Sebi has not aligned itself to the new regulations — and rightfully so, the advisory said.
“Undeniably, having two sets of regulations makes it complex for companies to operate. Such complexity is unnecessary and an alignment of regulations is imperative — in the interest of minority shareholders, the Companies Act, 2013, needs to align itself to Sebi’s Clause 49 requirements for listed companies, and not the other way around,” the firm added.

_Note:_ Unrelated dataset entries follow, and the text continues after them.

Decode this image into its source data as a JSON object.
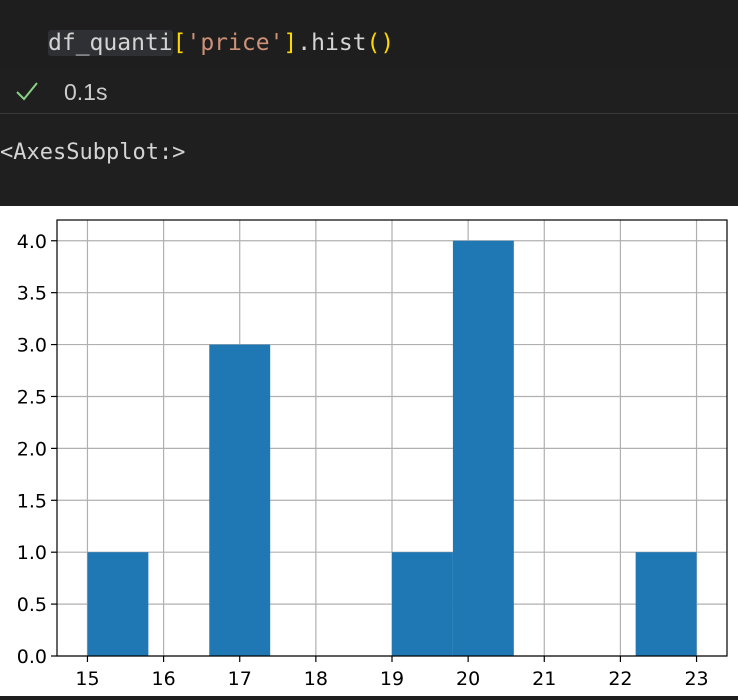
{
  "code_cell": {
    "tokens": {
      "var": "df_quanti",
      "open_bracket": "[",
      "string": "'price'",
      "close_bracket": "]",
      "method": ".hist",
      "parens": "()"
    },
    "status": {
      "icon": "check-icon",
      "time": "0.1s",
      "color": "#89d185"
    },
    "output_text": "<AxesSubplot:>"
  },
  "chart_data": {
    "type": "bar",
    "title": "",
    "xlabel": "",
    "ylabel": "",
    "bar_color": "#1f77b4",
    "grid": true,
    "xlim": [
      14.6,
      23.4
    ],
    "ylim": [
      0,
      4.2
    ],
    "xticks": [
      15,
      16,
      17,
      18,
      19,
      20,
      21,
      22,
      23
    ],
    "yticks": [
      0.0,
      0.5,
      1.0,
      1.5,
      2.0,
      2.5,
      3.0,
      3.5,
      4.0
    ],
    "ytick_labels": [
      "0.0",
      "0.5",
      "1.0",
      "1.5",
      "2.0",
      "2.5",
      "3.0",
      "3.5",
      "4.0"
    ],
    "bins": [
      {
        "x0": 15.0,
        "x1": 15.8,
        "value": 1
      },
      {
        "x0": 15.8,
        "x1": 16.6,
        "value": 0
      },
      {
        "x0": 16.6,
        "x1": 17.4,
        "value": 3
      },
      {
        "x0": 17.4,
        "x1": 18.2,
        "value": 0
      },
      {
        "x0": 18.2,
        "x1": 19.0,
        "value": 0
      },
      {
        "x0": 19.0,
        "x1": 19.8,
        "value": 1
      },
      {
        "x0": 19.8,
        "x1": 20.6,
        "value": 4
      },
      {
        "x0": 20.6,
        "x1": 21.4,
        "value": 0
      },
      {
        "x0": 21.4,
        "x1": 22.2,
        "value": 0
      },
      {
        "x0": 22.2,
        "x1": 23.0,
        "value": 1
      }
    ]
  }
}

The proposed changes would make the rules meaningless as minority shareholders would not be able to block unfair transactions, it explained. "Preventing interested parties from voting, yet allowing related parties to vote takes away all meaning. Most promoter shareholding is held through a series of promoter entities (companies, trusts, and partnerships) and is also spread across a catalogue of family members. With the amendment of the Companies Act, 2013, the family and promoter entities not directly involved in the transaction can vote on the transaction, since they are not interested parties. This cuts the powers of minority shareholders at the knees. Promoters will likely manipulate their holding structures (to suit the regulations) to get their way once again, and minority shareholders, despite their 'empowered status' under the new regulations, will be unable to block unfair transactions," IiAS said.
This would be in addition to the ambiguity regarding which transactions will be brought to vote. The Companies Act, 2013, requires that transactions in the ordinary course of business and at arm's length do not require shareholder approval. But, how do companies define 'ordinary course of business'? The Act does not provide a definition or give a framework. Therefore, it is left open to companies and their boards to decide.
IiAS' research showed that only nine of the 30 S&P BSE Sensex companies had attempted to define 'ordinary course of business' in their policy regarding related-party transactions.
Sebi, to that extent, has a much simpler and clearer method of defining which transactions will come to shareholders for a vote — all those that account for over 10% of turnover.